If you’ve been feeling stressed with a traditional insurance program, a captive insurance model may be able to help. Even so, you may not realize the difference between these two methods of insurance. Essentially, one is decided by the insurance company while the other allows you to have some input into your profit, claims, and coverage. If you’re still having a hard time understanding the difference between traditional and captive insurance, you’re not alone. Here’s a summarized version of what you need to know about these two insurance models.
Captive Insurance Program
A captive insurance program refers to a wholly-owned subsidiary insurer that provides an insurance policy for your business. A captive insurance program can decrease your company’s insurance expenses and provide a plan that benefits your business. This program can be added if you feel that your traditional plan doesn’t cover business risks, isn’t as affordable, or comes with tax benefits.
Traditional insurance companies make a profit after coming up with a premium for your company, whereas captive insurance customizes an insurance policy for your business. A traditional insurance company pays expenses, agent fees, and puts away the rest of it as a net profit on their balance sheet. With a captive insurance plan, you make a profit after paying actuarial analysis expenses.

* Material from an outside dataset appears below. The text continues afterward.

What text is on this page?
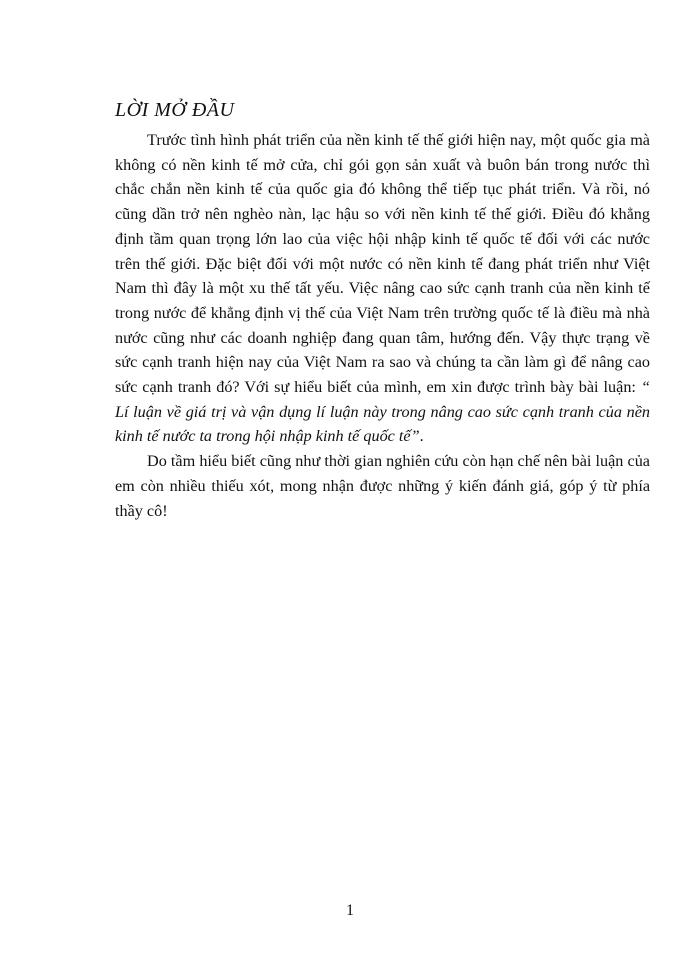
LỜI MỞ ĐẦU

Trước tình hình phát triển của nền kinh tế thế giới hiện nay, một quốc gia mà không có nền kinh tế mở cửa, chỉ gói gọn sản xuất và buôn bán trong nước thì chắc chắn nền kinh tế của quốc gia đó không thể tiếp tục phát triển. Và rồi, nó cũng dần trở nên nghèo nàn, lạc hậu so với nền kinh tế thế giới. Điều đó khẳng định tầm quan trọng lớn lao của việc hội nhập kinh tế quốc tế đối với các nước trên thế giới. Đặc biệt đối với một nước có nền kinh tế đang phát triển như Việt Nam thì đây là một xu thế tất yếu. Việc nâng cao sức cạnh tranh của nền kinh tế trong nước để khẳng định vị thế của Việt Nam trên trường quốc tế là điều mà nhà nước cũng như các doanh nghiệp đang quan tâm, hướng đến. Vậy thực trạng về sức cạnh tranh hiện nay của Việt Nam ra sao và chúng ta cần làm gì để nâng cao sức cạnh tranh đó? Với sự hiểu biết của mình, em xin được trình bày bài luận: “ Lí luận về giá trị và vận dụng lí luận này trong nâng cao sức cạnh tranh của nền kinh tế nước ta trong hội nhập kinh tế quốc tế”.

Do tầm hiểu biết cũng như thời gian nghiên cứu còn hạn chế nên bài luận của em còn nhiều thiếu xót, mong nhận được những ý kiến đánh giá, góp ý từ phía thầy cô!

1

It’s important to manage the total cost of risk if you’re a business owner of any size. With a traditional insurance model, an adjuster is assigned to you for any claims that need to be filled along with problems that may occur along the way. They get to make the decisions regarding coverage within the policies you already have and if your company needs to take your case to court.
A captive insurance arrangement allows you to personally help adjusters figure out you should take lawful action in the case of fraudulent claims. In other words, you take back control over your claims and manage your risk.
Traditional insurance programs designate what isn’t included with the plan you set up while a captive insurance policy is decided among a select group of individuals. You either get absolute authority or a voting right that helps the actuary analyze your company and the price of your risk.